Dios es Todopoderoso. Él es el Doctor de doctores. Dios me sanó de mi vejiga y de mi matriz. Yo tenía que levantarme hasta 9 veces durante la noche para ir al baño. Los médicos decían que necesitaba ser operada, pero no hubo necesidad de ninguna cirugía porque Dios escuchó mis oraciones y me sanó.
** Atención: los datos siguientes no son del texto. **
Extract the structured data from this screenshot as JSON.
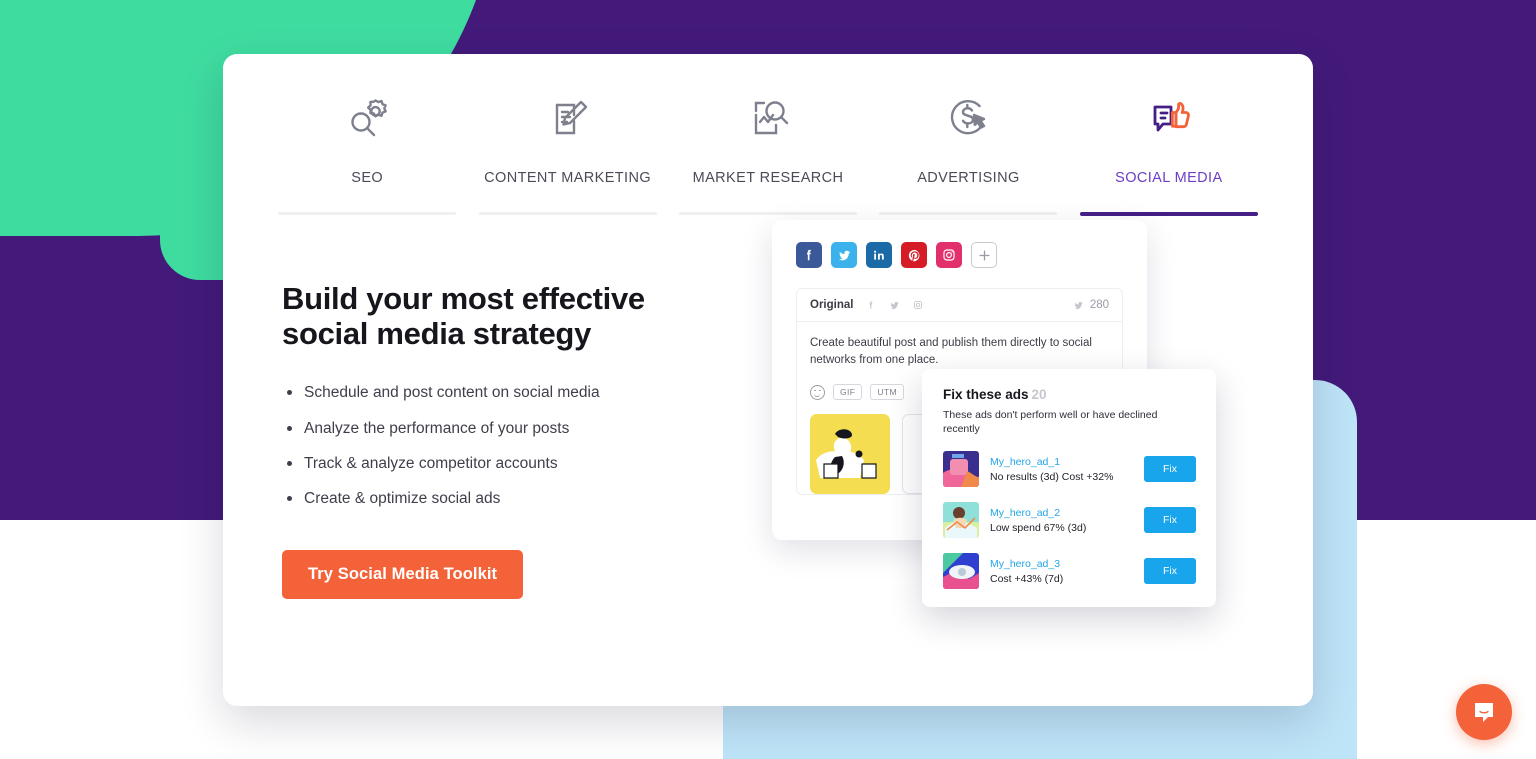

Duré 9 años con sangrados del diario debido a un tumor que tenía en mi matriz. Acepté la opción de ser operada; cuando me sometieron al quirófano y me prepararon con anestesia, yo me quedé dormida. Al pasar el efecto de la anestesia, desperté y lo extraño fue que no sentía dolor de la cirugía. Yo pude ir al baño sin dolor y ya no estaba sangrando. Cuando vi al doctor me preguntó que para cuando quería una cita para que me operaran. Yo estaba sorprendida que el doctor me quisiera operar otra vez si apenas me acababa de operar. Yo pensé que algo había salido mal por eso me quería operar nuevamente. Le dije que me dejara recuperarme y que después vería cuando podría. Fue allí que el doctor me dijo que el cirujano que me iba operar no llegó así que no había sido operada. Los doctores no me operaron, pero sí fui sanada por Dios. Salí del hospital sin dolor y sin sangrados. Yo estoy muy agradecida con Dios y le doy toda la honra y gloria solo a Él. Mi fe y mi confianza está solo en Dios.